Determining which distribution to use for optimal results is a natural question. Unfortunately, we do not have a clear answer to this. During the numerical experiments in
Section 4, we found that the structure of the IRG and the granularity of the clustering influences which distribution will lead to the most accurate approximation. In
Section 4.3, we tested the approximation method on IRG models having a block structure (see
Figure 2 and
Table 2), where within each block, the nodes obey the same degree distribution. In this case, we could observe that using the binomial distribution gave the most accurate results. However, in the case where the degree distribution of each node was different and we did not apply grouping, using the Gaussian distribution gave the best results (see
Figure 3 and
Table 3). In
Section 4.4, we tested the effect of the clustering granularity on the approximation precision. We fixed an IRG model where the degree distribution of each node is different and applied the approximation with clustering, where the cluster size was different for each test case.
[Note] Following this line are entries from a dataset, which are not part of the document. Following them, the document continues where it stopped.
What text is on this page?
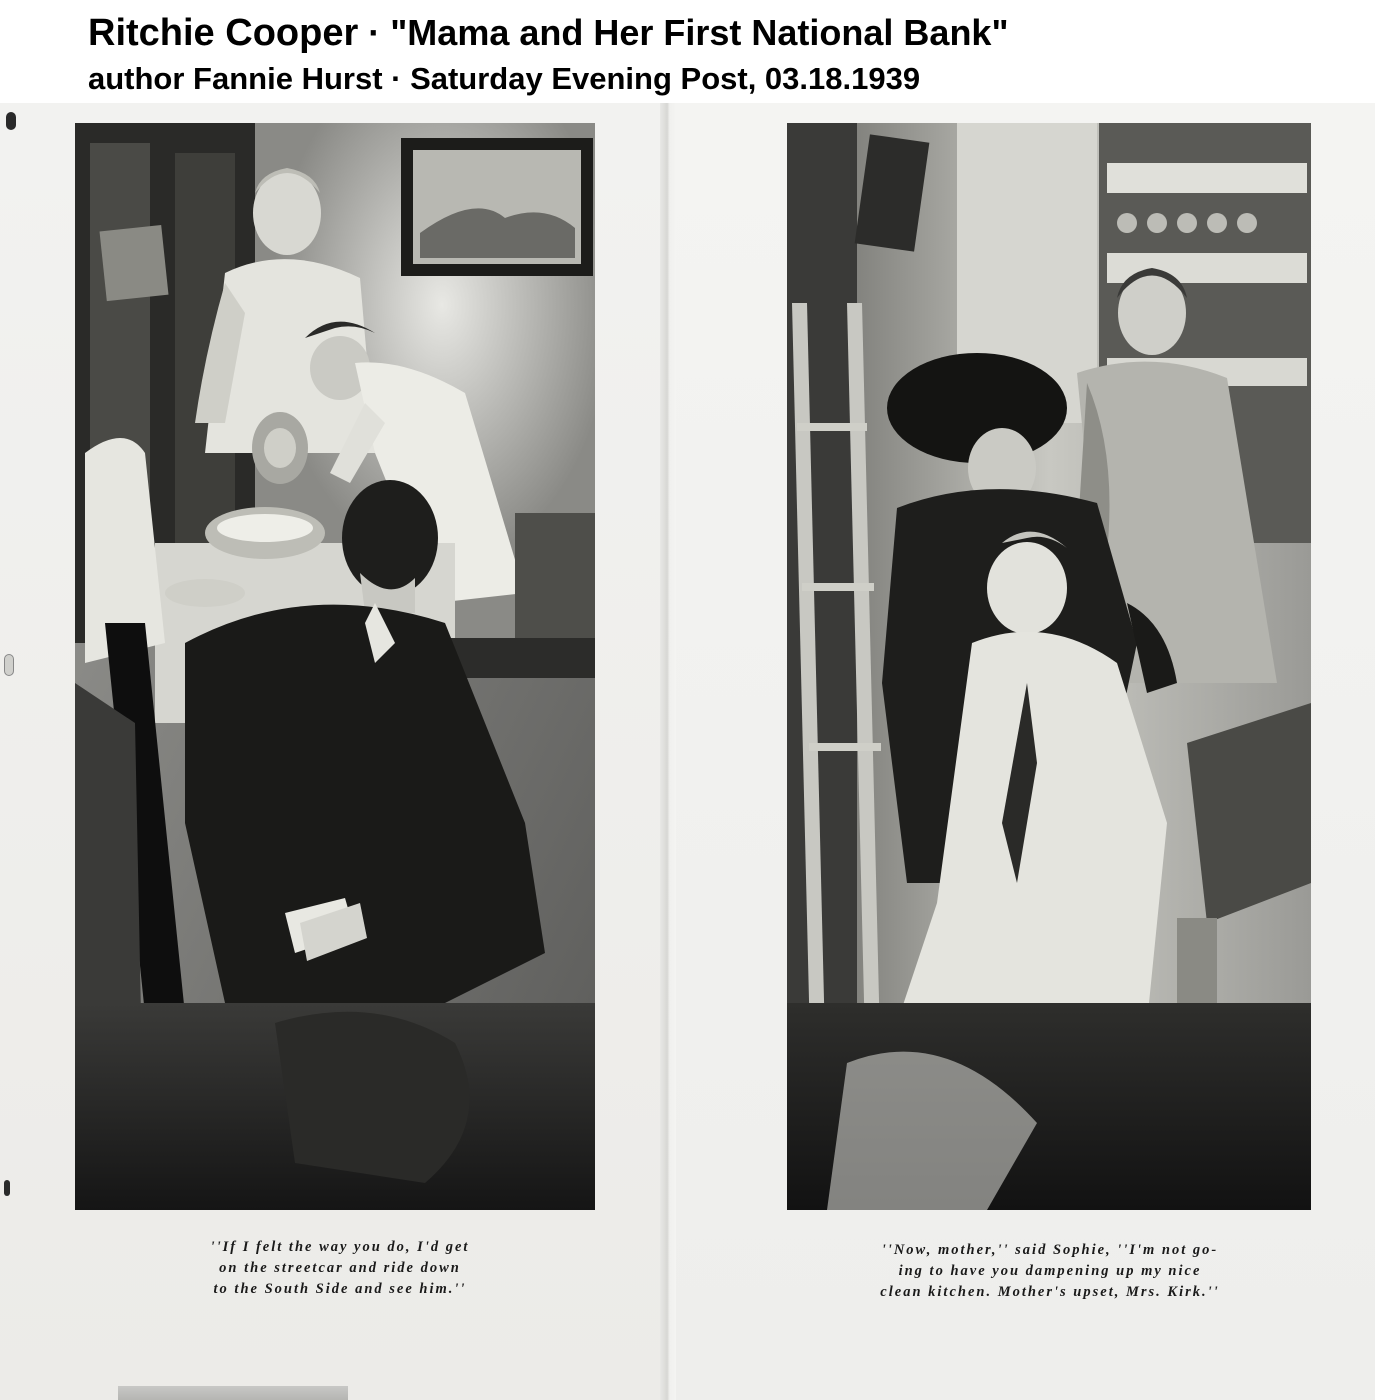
Ritchie Cooper · "Mama and Her First National Bank"
author Fannie Hurst · Saturday Evening Post, 03.18.1939
''If I felt the way you do, I'd get
on the streetcar and ride down
to the South Side and see him.''
''Now, mother,'' said Sophie, ''I'm not go-
ing to have you dampening up my nice
clean kitchen. Mother's upset, Mrs. Kirk.''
We found that for larger cluster sizes, the usage of the Poisson distribution gave the most accurate estimate, and for smaller cluster sizes, the Gauss distribution gave the best results (see
Figure 5 and
Table 4).
The approximation method can be extended or improved in several ways. In this study, we analysed the usage of Poisson, binomial and Gaussian distributions. However, there are other distributions that we could use in a similar way. One obvious possibility is using the PB distribution itself. Another candidate for this is the translated Poisson distribution [
20,
33] or the Pólya approximation of the PB distribution [
34]. Another direction can be the optimal selection of the group approximation method. We have seen in
Section 4.3 and
Section 4.4 and in the previous paragraph that the structure of the IRG and the granularity of the clustering influences which distribution will lead to the most accurate approximation. It is an open question if we can implement a selection method to find the optimal approximator distribution.